L Brands’s report is expected to show the “increasingly stark bifurcation between the performances of Bath & Body Works and Victoria’s Secret” given “increased soap demand,” wrote Deutsche Bank analyst Tiffany Kanaga. The company will also discuss its new strategic vision now that the deal for Sycamore Partners to buy Victoria’s Secret is off the table, with L Brands now planning for Victoria’s Secret to operate as a standalone company.

Alibaba is in an interesting position as it typically gives a financial outlook once a year in conjunction with its March-quarter report, which marks the end of the company’s fiscal year. The results Friday morning “are largely unimportant, with much more investor focus on the pace of recovery this quarter,” wrote Loop Capital’s Rob Sanderson.

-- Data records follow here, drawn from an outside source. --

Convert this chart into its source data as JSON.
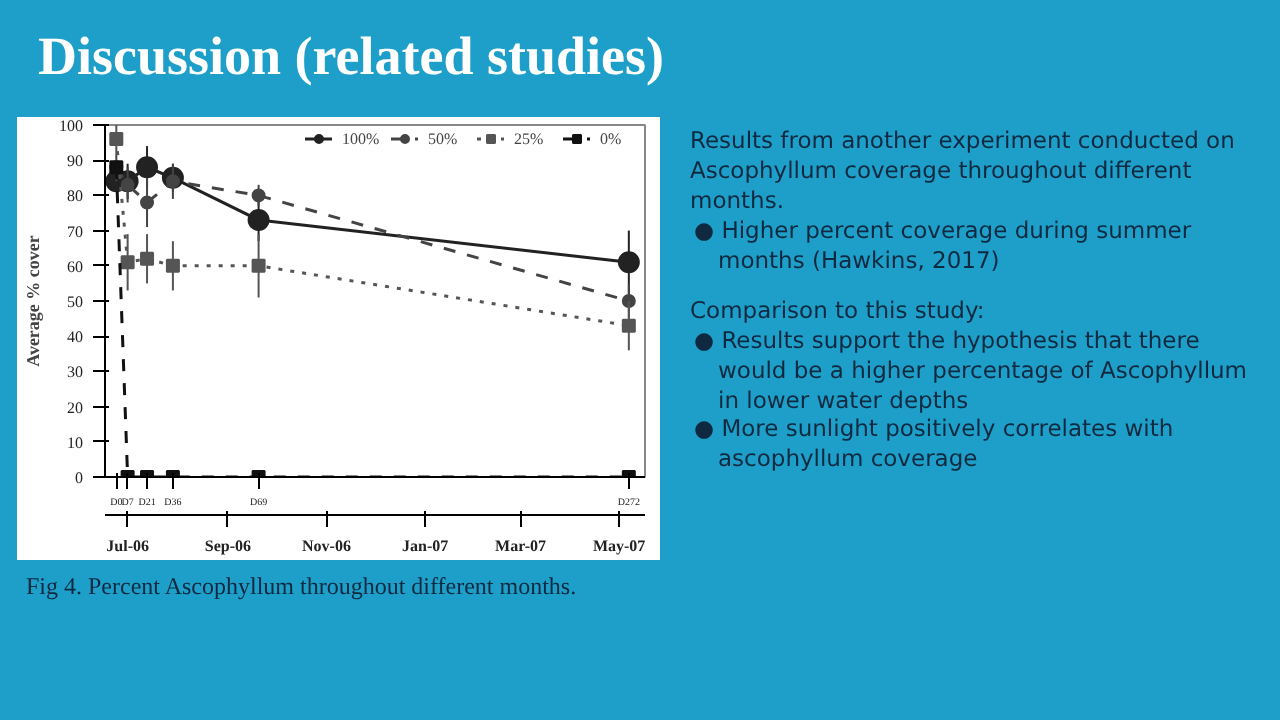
{
  "chart_data": {
    "type": "line",
    "title": "Discussion (related studies)",
    "ylabel": "Average % cover",
    "x": [
      "2006-06-24",
      "2006-07-01",
      "2006-07-13",
      "2006-07-29",
      "2006-09-20",
      "2007-05-07"
    ],
    "xlim": [
      "2006-06-17",
      "2007-05-17"
    ],
    "xticks": [
      {
        "value": "2006-07-01",
        "label": "Jul-06"
      },
      {
        "value": "2006-09-01",
        "label": "Sep-06"
      },
      {
        "value": "2006-11-01",
        "label": "Nov-06"
      },
      {
        "value": "2007-01-01",
        "label": "Jan-07"
      },
      {
        "value": "2007-03-01",
        "label": "Mar-07"
      },
      {
        "value": "2007-05-01",
        "label": "May-07"
      }
    ],
    "ylim": [
      0,
      100
    ],
    "yticks": [
      0,
      10,
      20,
      30,
      40,
      50,
      60,
      70,
      80,
      90,
      100
    ],
    "grid": false,
    "legend": "top right",
    "series": [
      {
        "name": "100%",
        "color": "#222222",
        "marker": "circle",
        "line_style": "solid",
        "values": [
          84,
          84,
          88,
          85,
          73,
          61
        ],
        "errors": [
          3,
          5,
          6,
          4,
          6,
          9
        ]
      },
      {
        "name": "50%",
        "color": "#444444",
        "marker": "circle",
        "line_style": "dashed",
        "values": [
          88,
          83,
          78,
          84,
          80,
          50
        ],
        "errors": [
          4,
          5,
          7,
          5,
          3,
          5
        ]
      },
      {
        "name": "25%",
        "color": "#555555",
        "marker": "square",
        "line_style": "dotted",
        "values": [
          96,
          61,
          62,
          60,
          60,
          43
        ],
        "errors": [
          4,
          8,
          7,
          7,
          9,
          7
        ]
      },
      {
        "name": "0%",
        "color": "#111111",
        "marker": "square",
        "line_style": "dashed",
        "values": [
          88,
          0,
          0,
          0,
          0,
          0
        ]
      }
    ],
    "annotations": [
      {
        "text": "D0",
        "x": "2006-06-24"
      },
      {
        "text": "D7",
        "x": "2006-07-01"
      },
      {
        "text": "D21",
        "x": "2006-07-13"
      },
      {
        "text": "D36",
        "x": "2006-07-29"
      },
      {
        "text": "D69",
        "x": "2006-09-20"
      },
      {
        "text": "D272",
        "x": "2007-05-07"
      },
      "Results from another experiment conducted on Ascophyllum coverage throughout different months.",
      "● Higher percent coverage during summer months (Hawkins, 2017)",
      "Comparison to this study:",
      "● Results support the hypothesis that there would be a higher percentage of Ascophyllum in lower water depths",
      "● More sunlight positively correlates with ascophyllum coverage",
      "Fig 4. Percent Ascophyllum throughout different months."
    ]
  }
}
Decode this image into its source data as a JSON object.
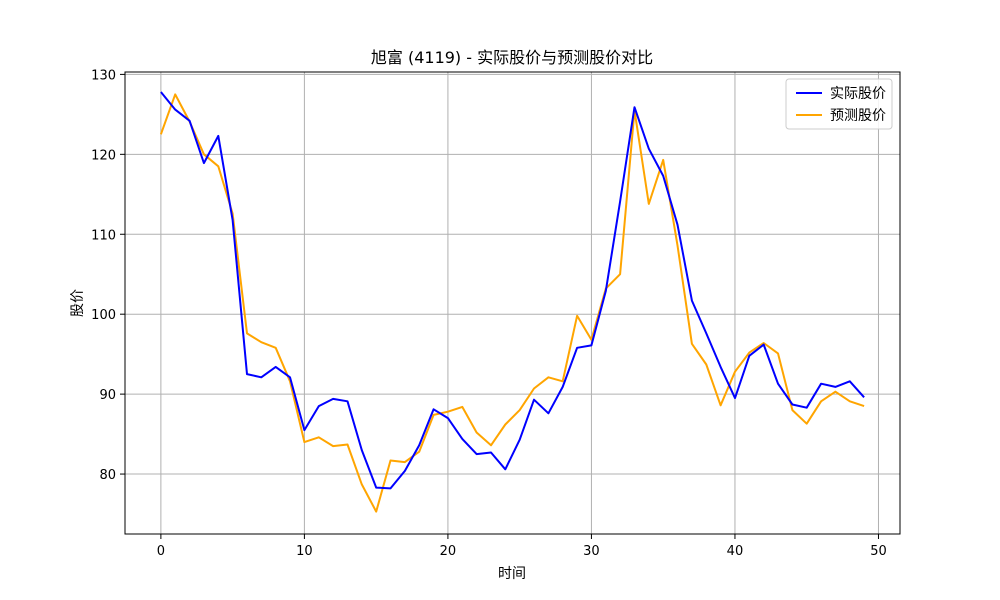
{
  "chart_data": {
    "type": "line",
    "title": "旭富 (4119) - 实际股价与预测股价对比",
    "xlabel": "时间",
    "ylabel": "股价",
    "xlim": [
      -2.5,
      51.5
    ],
    "ylim": [
      72.5,
      130.3
    ],
    "xticks": [
      0,
      10,
      20,
      30,
      40,
      50
    ],
    "yticks": [
      80,
      90,
      100,
      110,
      120,
      130
    ],
    "grid": true,
    "legend_position": "top-right",
    "x": [
      0,
      1,
      2,
      3,
      4,
      5,
      6,
      7,
      8,
      9,
      10,
      11,
      12,
      13,
      14,
      15,
      16,
      17,
      18,
      19,
      20,
      21,
      22,
      23,
      24,
      25,
      26,
      27,
      28,
      29,
      30,
      31,
      32,
      33,
      34,
      35,
      36,
      37,
      38,
      39,
      40,
      41,
      42,
      43,
      44,
      45,
      46,
      47,
      48,
      49
    ],
    "series": [
      {
        "name": "实际股价",
        "color": "#0000ff",
        "values": [
          127.8,
          125.6,
          124.2,
          118.9,
          122.3,
          111.8,
          92.5,
          92.1,
          93.4,
          92.1,
          85.5,
          88.5,
          89.4,
          89.1,
          83.0,
          78.3,
          78.2,
          80.4,
          83.6,
          88.1,
          87.0,
          84.4,
          82.5,
          82.7,
          80.6,
          84.3,
          89.3,
          87.6,
          90.9,
          95.8,
          96.1,
          102.9,
          114.1,
          125.9,
          120.7,
          117.3,
          111.2,
          101.7,
          97.6,
          93.4,
          89.5,
          94.8,
          96.2,
          91.3,
          88.7,
          88.3,
          91.3,
          90.9,
          91.6,
          89.6
        ]
      },
      {
        "name": "预测股价",
        "color": "#ffa500",
        "values": [
          122.5,
          127.5,
          124.1,
          120.0,
          118.5,
          112.6,
          97.6,
          96.5,
          95.8,
          91.6,
          84.0,
          84.6,
          83.5,
          83.7,
          78.7,
          75.3,
          81.7,
          81.5,
          82.8,
          87.4,
          87.8,
          88.4,
          85.2,
          83.6,
          86.2,
          88.0,
          90.7,
          92.1,
          91.6,
          99.8,
          96.8,
          103.2,
          105.0,
          125.5,
          113.8,
          119.3,
          108.6,
          96.3,
          93.7,
          88.6,
          92.8,
          95.2,
          96.4,
          95.1,
          88.0,
          86.3,
          89.1,
          90.3,
          89.1,
          88.5
        ]
      }
    ]
  }
}
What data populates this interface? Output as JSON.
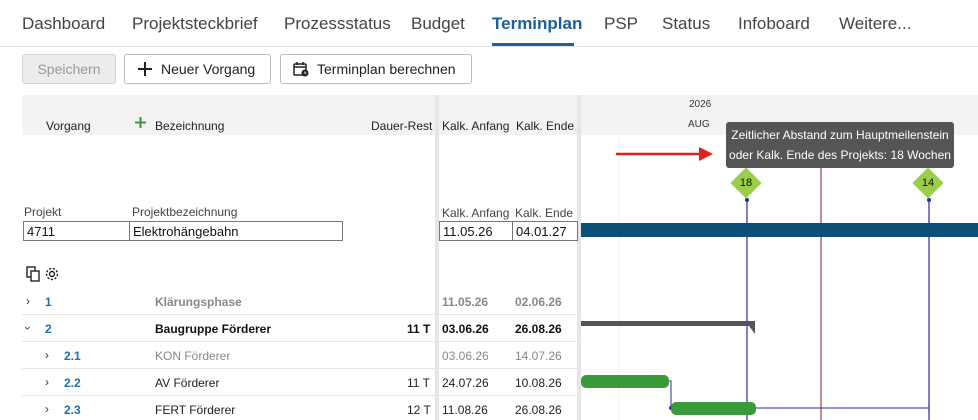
{
  "tabs": [
    {
      "label": "Dashboard"
    },
    {
      "label": "Projektsteckbrief"
    },
    {
      "label": "Prozessstatus"
    },
    {
      "label": "Budget"
    },
    {
      "label": "Terminplan"
    },
    {
      "label": "PSP"
    },
    {
      "label": "Status"
    },
    {
      "label": "Infoboard"
    },
    {
      "label": "Weitere..."
    }
  ],
  "active_tab": "Terminplan",
  "toolbar": {
    "save_label": "Speichern",
    "new_task_label": "Neuer Vorgang",
    "calc_label": "Terminplan berechnen"
  },
  "grid_header": {
    "vorgang": "Vorgang",
    "bezeichnung": "Bezeichnung",
    "dauer_rest": "Dauer-Rest",
    "kalk_anfang": "Kalk. Anfang",
    "kalk_ende": "Kalk. Ende"
  },
  "project": {
    "projekt_label": "Projekt",
    "bezeichnung_label": "Projektbezeichnung",
    "anfang_label": "Kalk. Anfang",
    "ende_label": "Kalk. Ende",
    "projekt_value": "4711",
    "bezeichnung_value": "Elektrohängebahn",
    "anfang_value": "11.05.26",
    "ende_value": "04.01.27"
  },
  "rows": [
    {
      "nr": "1",
      "name": "Klärungsphase",
      "dauer": "",
      "anfang": "11.05.26",
      "ende": "02.06.26"
    },
    {
      "nr": "2",
      "name": "Baugruppe Förderer",
      "dauer": "11 T",
      "anfang": "03.06.26",
      "ende": "26.08.26"
    },
    {
      "nr": "2.1",
      "name": "KON Förderer",
      "dauer": "",
      "anfang": "03.06.26",
      "ende": "14.07.26"
    },
    {
      "nr": "2.2",
      "name": "AV Förderer",
      "dauer": "11 T",
      "anfang": "24.07.26",
      "ende": "10.08.26"
    },
    {
      "nr": "2.3",
      "name": "FERT Förderer",
      "dauer": "12 T",
      "anfang": "11.08.26",
      "ende": "26.08.26"
    }
  ],
  "gantt": {
    "year": "2026",
    "month": "AUG",
    "tooltip_line1": "Zeitlicher Abstand zum Hauptmeilenstein",
    "tooltip_line2": "oder Kalk. Ende des Projekts: 18 Wochen",
    "milestone_1": "18",
    "milestone_2": "14",
    "colors": {
      "project_bar": "#0e4f7a",
      "summary_bar": "#555555",
      "task_bar": "#3a9a3a",
      "milestone": "#9acd4a",
      "link_line": "#2a2aa0",
      "today_line": "#7a1f2a",
      "arrow": "#e0201c"
    }
  }
}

“We would expect an unusually large range in FY21 guidance and would not be surprised if management postpones offering a full-year view,” Sanderson wrote.

Fellow Chinese internet names Baidu Inc. BIDU, +3.99% and iQiyi Inc. IQ, +2.68% report after the market closes Monday.

Enterprising

Nvidia will report a few weeks after peer Advanced Micro Devices Inc. pointed to “good activity” around cloud and large-enterprise spending. CEO Jensen Huang laid out his company’s plans for its next-generation data-center offerings this week and said that the products are already being produced and shipped, which should lead to interesting discussions about pace of deliveries and rollout.

“Overall while we will see how the consumer discretionary/gaming business holds up in the near term around COVID, we believe data-center, with current beneficial market trends and new product offerings can remain a source of relative support,” Bernstein’s Stacy Rasgon wrote.

Fellow enterprise technology companies Palo Alto Networks Inc. PANW, +1.48% , Splunk Inc. SPLK, +3.06% , and Hewlett-Packard Enterprise Co. HPE, -0.65% join Nvidia on Thursday afternoon.

Staying grounded

Expedia Group Inc. EXPE, +3.71% takes the stage Wednesday afternoon to discuss trends in the travel industry as JMP Securities analyst Andrew Boone expects that April marked the trough in demand.

“While Expedia announced preliminary results that were mostly worse than we expected, we are more focused on the company’s organizational changes that we expect will lead it to better compete for bookings as travel begins to recover,” he wrote.